If you’re going to do a benefit-cost analysis of a sensitive topic, shouldn’t you learn something about how to actually, you know, do a benefit-cost analysis? The editors of the Rocky Mountain (Spotted?) News don’t seem to have bothered.
They argue that the mandatory HPV vaccine is too expensive. Why, it would cost about $300,000 per cancer death averted! That’s much more than it costs to detect a case of colon or prostate cancer!
It’s hard to count how many ways this is wrong.
First, it should be obvious that $300,000 per averted death is cheap. Do it in your head; imagine that you or someone close to you had a one-in-a-thousand chance of dying, which you could eliminate for $300. Would you pony up the cash? Of course you would. Well, if 1000 people made that choice, they would have paid a total of $300,000 to avert one death. The willingness-to-pay to avoid an early death for the average American is about an order of magnitude bigger than that.

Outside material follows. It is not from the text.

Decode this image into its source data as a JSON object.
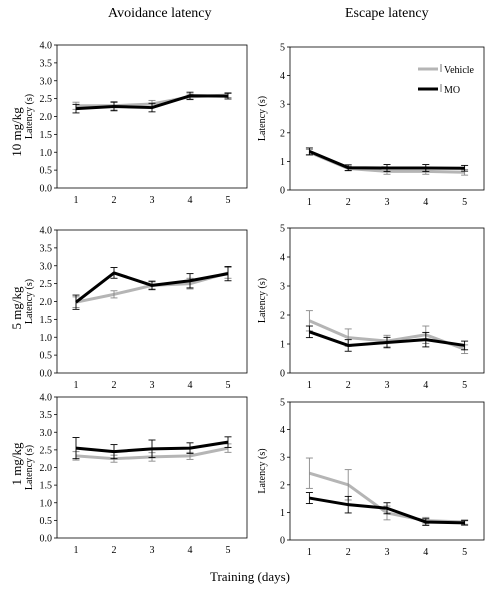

Second, there’s no valid comparison between deaths averted and cases of colon or prostate cancer detected. (We’d need to know the false-positive rate on the tests, the financial and personal costs of more tests or of treatment, the case-mortality for the various conditions that might be detected, and the probability of successful treatment. Also, cancer of the colon, and especially of the prostate, tend to come late in life, which means that curing them saves fewer life-years than averting cervical cancer in someone younger.)
Third, there’s no reason to think that the money for the HPV vaccine comes out of the same budget as money for colon- and prostate-caner screening. Maybe we should be doing more of that screening; but why not do both?
Fourth, it’s worth something to avoid a case of cervical cancer, even if the patient survives. It’s also worth something to avoid genital warts and the other nasty things HPV does, plus the problems associated with having an incurable sexually-transmitted disease.
Finally, the actual economic cost of making and administering an extra dose of the HPV vaccine is about 10% of the $120 the manufacturer is charging. The rest is royalties and the manufacturer’s margin.
Remember, we pay for drug development in this country by giving patents: i.e., artificial monopoly rights. The costs of developing the vaccine, and of trying to develop all the other drugs that didn’t make it through the R&D process to FDA approval, are already sunk. I’m all in favor of replacing patents with prizes, if there’s a way to do it, so that the developer of a new drug gets its reward directly from the government and the drug is then sold at something close to marginal cost. But that’s not the current system. In the meantime, it makes no analytic sense to treat those per-dose royalties and margins as if they were true social costs that need to be weighed against the benefit of the vaccine.
Really and truly, folks: this one isn’t hard. Some of the crazier culture warriors are against it, basically because they think that sex ought to lead to death. Some of the more extreme libertarians are against it, because they believe parents ought to have the right to leave their children, and their children’s sexual partners, and the sexual partners of their children’s sexual partners, and the occasional unlucky person who contracts HPV through non-sexual contact and all of his immediate and second-order sexual partners, at risk of a preventable and sometimes fatal disease. (Prize for the most irrelevant argument so far: because kids aren’t supposed to have sex on school grounds, we shouldn’t require HPV vaccination for schoolchildren. No, I’m not making this up.)
Note: not all the culture warriors get this one wrong. Neither do all the libertarians; Jane Galt and Eugene Volokh have no trouble grasping the idea that infectious disease is a social rather than a merely individual problem.
(If you’re nervous about “mandatory” vaccination, you can relax: there’s an opt-out clause, so the “mandate” is actually merely a default option. I don’t think it’s unreasonable to require parents who want to put the lives of their children and others at risk to fill out a form in order to be able to do so.)
There are political arguments in favor of going slow in order to avoid having the various branches of the Anti-Sex League make a fuss about it and possibly reduce parental compliance with the rest of the vaccination program. There are medical arguments for giving it to boys as well as girls (and therefore a gender-equity argument against the current “girls-only” recommendation). There are budget arguments that if we add HPV to the mandatory-vaccination list we need to increase public funding for vaccinations overall to avoid having the states run short of funds for other vaccines.
But that’s all second-order stuff. The first-order fact is that we now know how to beat HPV, and the only practical question is whether to do it now and take the political heat, or do it later and let some people die while we suck our thumbs and wait for public opinion to catch up with the experts.